The Corner Conference (Fremont-Mills, in eight-man) and West Central Activities Conference (Van Meter, in Class 1A) are also represented at the Dome. Eight-man team CAM was the final team left from the Rolling Valley Conference; Logan-Magnolia and Underwood were the final two from the Western Iowa Conference, in Class A and 1A, respectively.

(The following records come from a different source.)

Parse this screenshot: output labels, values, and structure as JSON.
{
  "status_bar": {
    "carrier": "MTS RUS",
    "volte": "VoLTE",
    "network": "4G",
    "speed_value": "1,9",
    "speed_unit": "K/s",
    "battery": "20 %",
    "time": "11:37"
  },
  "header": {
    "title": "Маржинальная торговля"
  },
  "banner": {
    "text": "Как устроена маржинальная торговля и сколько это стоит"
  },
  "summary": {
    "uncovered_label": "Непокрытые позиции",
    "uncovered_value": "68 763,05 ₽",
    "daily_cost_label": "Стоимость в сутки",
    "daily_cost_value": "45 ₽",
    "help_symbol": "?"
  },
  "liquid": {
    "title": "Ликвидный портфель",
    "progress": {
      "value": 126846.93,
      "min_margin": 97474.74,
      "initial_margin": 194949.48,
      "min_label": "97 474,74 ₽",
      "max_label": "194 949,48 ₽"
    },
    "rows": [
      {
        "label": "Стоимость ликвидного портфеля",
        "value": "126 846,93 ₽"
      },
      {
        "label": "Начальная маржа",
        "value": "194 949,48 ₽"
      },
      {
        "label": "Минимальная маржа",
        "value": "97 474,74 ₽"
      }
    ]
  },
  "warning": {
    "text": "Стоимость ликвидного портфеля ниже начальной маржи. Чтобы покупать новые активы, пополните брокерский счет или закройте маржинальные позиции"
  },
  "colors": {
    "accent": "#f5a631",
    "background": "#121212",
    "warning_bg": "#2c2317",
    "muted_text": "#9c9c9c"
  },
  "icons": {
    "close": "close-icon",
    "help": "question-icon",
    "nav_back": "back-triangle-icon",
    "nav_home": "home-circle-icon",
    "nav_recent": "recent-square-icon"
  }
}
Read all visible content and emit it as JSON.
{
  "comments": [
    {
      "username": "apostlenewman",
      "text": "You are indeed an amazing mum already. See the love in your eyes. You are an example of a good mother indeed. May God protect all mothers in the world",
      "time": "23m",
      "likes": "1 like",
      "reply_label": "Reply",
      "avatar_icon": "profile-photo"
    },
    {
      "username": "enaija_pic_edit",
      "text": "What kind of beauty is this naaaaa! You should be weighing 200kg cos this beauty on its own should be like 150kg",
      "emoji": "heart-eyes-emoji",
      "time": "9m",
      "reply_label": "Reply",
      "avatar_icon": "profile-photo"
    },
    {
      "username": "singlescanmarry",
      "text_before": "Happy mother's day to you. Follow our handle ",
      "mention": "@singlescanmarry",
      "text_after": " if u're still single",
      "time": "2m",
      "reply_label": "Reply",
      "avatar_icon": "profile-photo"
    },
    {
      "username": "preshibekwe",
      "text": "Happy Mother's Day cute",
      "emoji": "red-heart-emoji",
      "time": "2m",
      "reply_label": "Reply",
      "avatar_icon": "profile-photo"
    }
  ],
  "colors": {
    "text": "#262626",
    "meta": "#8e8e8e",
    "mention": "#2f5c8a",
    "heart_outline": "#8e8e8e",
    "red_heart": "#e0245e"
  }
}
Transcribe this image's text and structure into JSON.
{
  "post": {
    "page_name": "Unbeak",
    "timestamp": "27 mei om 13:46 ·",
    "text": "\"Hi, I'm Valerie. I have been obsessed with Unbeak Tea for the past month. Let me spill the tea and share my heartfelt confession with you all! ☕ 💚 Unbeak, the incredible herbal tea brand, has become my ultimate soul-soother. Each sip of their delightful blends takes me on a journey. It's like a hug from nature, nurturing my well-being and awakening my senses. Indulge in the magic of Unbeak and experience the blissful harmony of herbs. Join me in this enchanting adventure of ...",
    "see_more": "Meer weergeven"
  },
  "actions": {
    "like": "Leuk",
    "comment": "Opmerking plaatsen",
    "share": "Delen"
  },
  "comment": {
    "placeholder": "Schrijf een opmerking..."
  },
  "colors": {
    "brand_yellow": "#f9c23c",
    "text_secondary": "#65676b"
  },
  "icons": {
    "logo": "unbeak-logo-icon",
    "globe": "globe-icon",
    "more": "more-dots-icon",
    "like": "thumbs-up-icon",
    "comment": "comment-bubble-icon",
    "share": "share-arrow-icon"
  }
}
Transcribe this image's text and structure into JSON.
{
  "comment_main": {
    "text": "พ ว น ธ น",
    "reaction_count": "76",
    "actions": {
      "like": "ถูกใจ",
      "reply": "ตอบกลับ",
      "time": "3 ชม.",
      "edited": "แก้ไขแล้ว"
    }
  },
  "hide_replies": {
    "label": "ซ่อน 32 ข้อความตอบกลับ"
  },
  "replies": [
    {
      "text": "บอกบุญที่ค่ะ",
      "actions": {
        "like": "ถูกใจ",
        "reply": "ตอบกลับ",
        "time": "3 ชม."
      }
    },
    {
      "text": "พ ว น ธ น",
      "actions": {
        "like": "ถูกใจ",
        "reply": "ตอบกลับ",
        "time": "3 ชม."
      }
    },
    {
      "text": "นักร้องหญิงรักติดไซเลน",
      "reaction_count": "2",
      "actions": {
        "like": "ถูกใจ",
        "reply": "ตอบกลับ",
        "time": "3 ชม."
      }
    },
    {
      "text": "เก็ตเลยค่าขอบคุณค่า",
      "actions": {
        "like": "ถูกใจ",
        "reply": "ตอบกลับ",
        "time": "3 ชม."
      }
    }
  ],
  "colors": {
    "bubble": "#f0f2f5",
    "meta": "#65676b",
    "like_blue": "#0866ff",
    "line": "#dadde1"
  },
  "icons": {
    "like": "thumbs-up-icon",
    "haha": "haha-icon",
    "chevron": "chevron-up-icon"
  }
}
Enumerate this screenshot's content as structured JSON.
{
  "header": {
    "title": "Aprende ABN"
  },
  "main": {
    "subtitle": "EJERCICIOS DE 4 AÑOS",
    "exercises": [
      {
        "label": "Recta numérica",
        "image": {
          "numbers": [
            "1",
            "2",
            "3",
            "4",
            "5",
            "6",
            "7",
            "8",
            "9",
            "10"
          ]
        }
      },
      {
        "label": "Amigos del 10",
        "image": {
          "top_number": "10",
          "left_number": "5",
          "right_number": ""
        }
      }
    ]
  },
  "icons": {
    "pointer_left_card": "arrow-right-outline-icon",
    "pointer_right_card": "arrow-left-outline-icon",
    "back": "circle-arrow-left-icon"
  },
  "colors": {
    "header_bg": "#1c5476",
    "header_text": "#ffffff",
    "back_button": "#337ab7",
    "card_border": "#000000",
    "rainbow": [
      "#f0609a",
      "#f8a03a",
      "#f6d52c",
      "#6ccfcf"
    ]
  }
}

Of metro conferences, divided between Classes 3A and 4A, six teams representing three conferences are left. The Central Iowa Metropolitan League has Ankeny, Southeast Polk and West Des Moines Dowling, all in Class 4A. The Mississippi Valley Conference has just Cedar Rapids Xavier, in Class 3A, and its the Saints who’ll face one of the Mississippi Athletic Conference’s two remaining teams ... who else but North Scott. The other MAC team, Pleasant Valley, rounds out the Class 4A field. When Grinnell was beaten by Xavier in their Class 3A quarterfinal contest, that eliminated the Little Hawkeye Conference.

  • As is the case for most years in the playoffs, the deeper you go into the playoffs, the more close games you’ll see. According to the Des Moines Register’s Cody Goodwin, the average margin of victory was 16.05 points for games from eight-man to Class 3A, the only really one-sided game being OA-BCIG’s 60-point slaughtering of West Sioux. Class 4A’s two games were decided by an average of 27.7 points. Seven games were decided by one touchdown.
  • Anyone who thought that, had Atlantic won against West Marshall, Atlantic – both teams were the Trojans – would be in for a blowout loss to PCM might want to think twice, at least if you take comparative scoring into consideration. The Mustangs, which had thrashed just about everyone until the semifinals, needed to rally from a 12-0 halftime deficit to beat West Marshall 21-20.

It’s hard to say, of course, if PCM was looking ahead or if there might be chinks in the armor or what be the case, but certainly I think had they gotten past West Marshall and played last Friday, Atlantic would have had a chance at pulling off the win and snaring their first UNI-Dome trip since 2002.

Would have been great to cheer both Atlantic and North Scott on in Cedar Falls.

As it was, though, West Marshall was definitely a worthy opponent for PCM and all the compliments in the world to them for giving the Mustangs a hard-fought battle.

Now it’s off to the semifinals. No matter when they’re held ... this week or sometime later on ... good luck to all teams!